While it’s a relatively large funding round, the startup is quite young. It was founded in September 2018 and it has raised $68 million overall.
Iziwork manages a marketplace of temporary work; 2,000 companies are using the platform in France and Italy, and 800,000 candidates have used the app to access job opportunities. You can consider it as a tech-enabled version of the good old employment agency.
Candidates can onboard directly from the mobile app. You then get personalized recommendations based on your profile (95% of assignments are filled in less than four hours). And of course, all your documents are managed from the app.
Iziwork tries to add some benefits to compensate for the fact that temporary workers often jump from one company to another. For instance, you get a time savings account, you can request a down payment on your pay every week, etc.

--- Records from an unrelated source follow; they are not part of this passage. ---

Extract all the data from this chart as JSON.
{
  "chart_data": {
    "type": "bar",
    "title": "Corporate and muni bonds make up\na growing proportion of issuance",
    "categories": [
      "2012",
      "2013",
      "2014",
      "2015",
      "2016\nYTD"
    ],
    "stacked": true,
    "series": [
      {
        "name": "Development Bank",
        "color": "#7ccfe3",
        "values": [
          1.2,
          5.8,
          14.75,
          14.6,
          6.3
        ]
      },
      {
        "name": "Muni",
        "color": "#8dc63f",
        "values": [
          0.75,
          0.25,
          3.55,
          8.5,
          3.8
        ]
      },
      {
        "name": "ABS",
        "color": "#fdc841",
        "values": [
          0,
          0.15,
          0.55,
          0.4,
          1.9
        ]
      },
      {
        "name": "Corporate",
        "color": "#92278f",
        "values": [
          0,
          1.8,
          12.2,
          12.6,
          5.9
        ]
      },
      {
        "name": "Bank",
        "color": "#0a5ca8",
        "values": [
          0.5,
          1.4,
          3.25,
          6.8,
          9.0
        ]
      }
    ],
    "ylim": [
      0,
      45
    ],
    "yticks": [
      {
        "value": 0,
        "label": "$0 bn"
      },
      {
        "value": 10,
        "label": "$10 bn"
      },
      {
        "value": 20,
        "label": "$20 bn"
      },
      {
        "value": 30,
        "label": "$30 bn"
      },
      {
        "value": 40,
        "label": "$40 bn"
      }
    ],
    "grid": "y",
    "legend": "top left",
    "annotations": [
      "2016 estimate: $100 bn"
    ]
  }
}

The startup has realized that it can’t open offices in every big and intermediate city. That’s why third-party companies can join the Iziwork network. As a partner, you find new clients and new job opportunities. You can then leverage Iziwork’s app, service and pool of candidates.

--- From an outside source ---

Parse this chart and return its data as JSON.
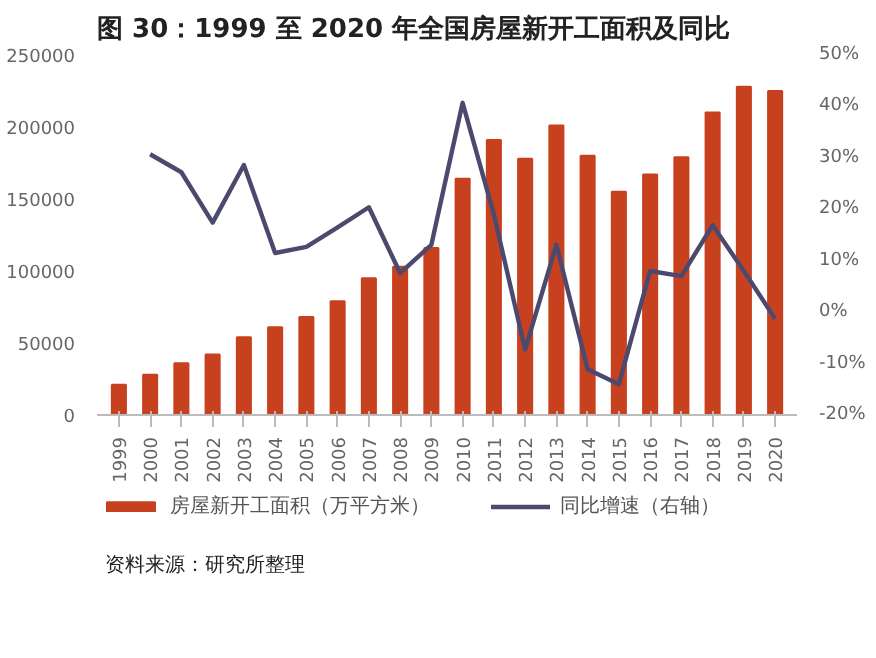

This is an interesting strategy, as it greatly increases supply on the Iziwork marketplace. Partners get a revenue sharing deal with Iziwork.
With today’s funding round, the company plans to expand to new countries and improve its tech product. There are still some growth opportunities in its existing markets as well.
Jobandtalent, another company in this space, has attracted some headlines as it raised $108 million last week. Founded in 2009 and based in Madrid, it generated €500 million in revenue last year.
But, let’s be honest, the temporary work market is huge. Adecco, Randstad and other legacy players still represent a bigger threat for this recent wave of temp staffing startups. Let’s see how it plays out in the coming years.